Are the number of classified 16S reads roughly equivalent across all of the different sampling sites?

Question 22:

Which run appears particularly enriched in Polaribacter?

You can change between abundance counts and relative abundance using the Options drop menu and choosing % Percentage Scale or Linear Scale.

Change the chart view to ‘Bubble Chart’. This visualisation can be useful when comparing a large number of samples.

Question 23:

Do any samples contain taxa not found in other samples?

Take a look at the Schlegelella genus.

Question 24:

Can you discern any patterns in the geographical distribution of certain species (for example, the cluster of samples enriched for the lactobacillus genus compared to other samples)?

We are now going to take a look at which other datasets in EBI Metagenomics that lactobacilli are found in. Point your browser at https://www.ebi.ac.uk/metagenomics/search/

This interface allows you to search the project, sample and run related metadata and analysis results for all of the publicly available datasets in the EBI Metagenomics resource.
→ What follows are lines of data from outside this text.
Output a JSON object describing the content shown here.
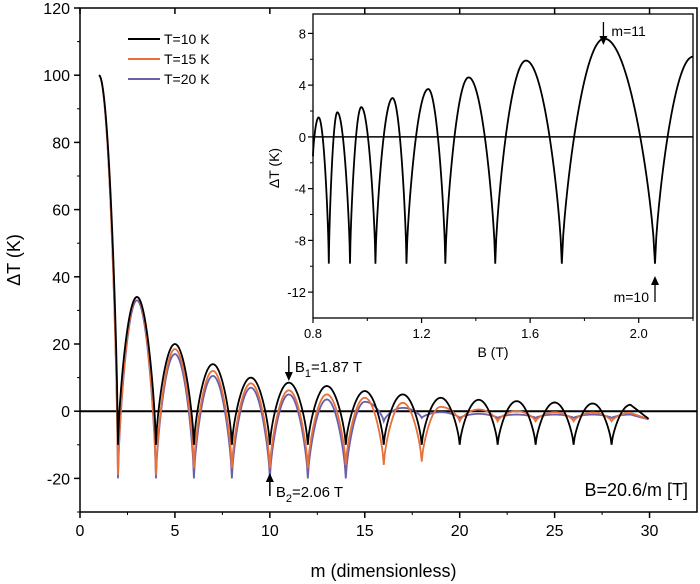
{
  "chart_data": [
    {
      "type": "line",
      "xlabel": "m (dimensionless)",
      "ylabel": "ΔT (K)",
      "xlim": [
        0,
        32.5
      ],
      "ylim": [
        -30,
        120
      ],
      "x_ticks": [
        "0",
        "5",
        "10",
        "15",
        "20",
        "25",
        "30"
      ],
      "y_ticks": [
        "-20",
        "0",
        "20",
        "40",
        "60",
        "80",
        "100",
        "120"
      ],
      "legend_placement": "top-left",
      "series": [
        {
          "name": "T=10 K",
          "color": "#000000",
          "peaks": [
            100,
            34,
            20,
            14,
            10,
            8.5,
            7.5,
            6,
            5,
            4,
            3.4,
            3,
            2.6,
            2.3,
            1.9
          ],
          "minima": [
            -10,
            -10,
            -10,
            -10,
            -10,
            -10,
            -10,
            -10,
            -10,
            -10,
            -10,
            -10,
            -10,
            -10
          ]
        },
        {
          "name": "T=15 K",
          "color": "#e8703a",
          "peaks": [
            100,
            34,
            18.5,
            12,
            8.3,
            6.2,
            5,
            4,
            2.5,
            1.3,
            0.5,
            0,
            -0.3,
            -0.4,
            -0.5
          ],
          "minima": [
            -19,
            -19,
            -17,
            -17,
            -17,
            -17,
            -16,
            -16,
            -15,
            -3,
            -3,
            -3,
            -3,
            -3
          ]
        },
        {
          "name": "T=20 K",
          "color": "#6a5fa8",
          "peaks": [
            100,
            33,
            17,
            10.5,
            7,
            5,
            3.5,
            2.8,
            1,
            -0.3,
            -0.8,
            -1,
            -1,
            -1,
            -1
          ],
          "minima": [
            -20,
            -20,
            -20,
            -20,
            -20,
            -20,
            -20,
            -3,
            -2,
            -2,
            -2,
            -2,
            -2,
            -2
          ]
        }
      ],
      "annotations": [
        {
          "text_main": "B",
          "text_sub": "1",
          "text_rest": "=1.87 T",
          "x": 11,
          "y": 8.5
        },
        {
          "text_main": "B",
          "text_sub": "2",
          "text_rest": "=2.06 T",
          "x": 10,
          "y": -20
        },
        {
          "text": "B=20.6/m [T]"
        }
      ]
    },
    {
      "type": "line",
      "xlabel": "B (T)",
      "ylabel": "ΔT (K)",
      "xlim": [
        0.8,
        2.2
      ],
      "ylim": [
        -14,
        9.5
      ],
      "x_ticks": [
        "0.8",
        "1.2",
        "1.6",
        "2.0"
      ],
      "y_ticks": [
        "-12",
        "-8",
        "-4",
        "0",
        "4",
        "8"
      ],
      "series": [
        {
          "name": "",
          "color": "#000000",
          "peaks": [
            [
              0.8208,
              1.5
            ],
            [
              0.8897,
              1.9
            ],
            [
              0.9779,
              2.3
            ],
            [
              1.0933,
              3.0
            ],
            [
              1.2246,
              3.7
            ],
            [
              1.3734,
              4.6
            ],
            [
              1.5846,
              5.9
            ],
            [
              1.8728,
              7.6
            ]
          ],
          "minima": [
            0.8583,
            0.9364,
            1.03,
            1.1444,
            1.2875,
            1.4714,
            1.7167,
            2.06
          ],
          "min_value": -9.8,
          "start": [
            0.8,
            -1.5
          ],
          "end": [
            2.2,
            6.2
          ]
        }
      ],
      "annotations": [
        {
          "text": "m=11",
          "x": 1.87,
          "y": 7.6
        },
        {
          "text": "m=10",
          "x": 2.06,
          "y": -9.8
        }
      ]
    }
  ]
}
Click on the ‘Runs’ tab. You should now see a number of run-related metadata search facets on the left hand side of the page, including ‘Organism’. Click on the ‘More…’ option under Organism, scroll down to ‘Lactobacillus’ in the pop-up window and select the check box next to it. Now click ‘Filter’. The results page should now show all of the runs that have taxonomic matches to lactobacilli in their datasets. The ‘Biome’ facet on the left hand side of the page now shows the number of matching datasets in each biome category (to save space, the 10 biome categories with the most matching datasets are shown by default).

Question 25:

Which biome category has the most datasets that contain lactobacilli?

Question 26:

How well does this correlate with what’s known about these bacteria?

Finally, we will try to use the interface to find functional proteins present under certain environmental conditions. For example, InterPro entry IPR001087 represents a domain found in GDSL esterases and lipases, which are hydrolytic enzymes with multifunctional properties.

Question 27:

Using the search interface, can you identify the metagenomics datasets sampled from ocean sites at between 10 and 15 degrees C that contain these enzymes?

Question 28:

Can you envisage ways in which this kind of search functionality could be used for target / enzyme discovery?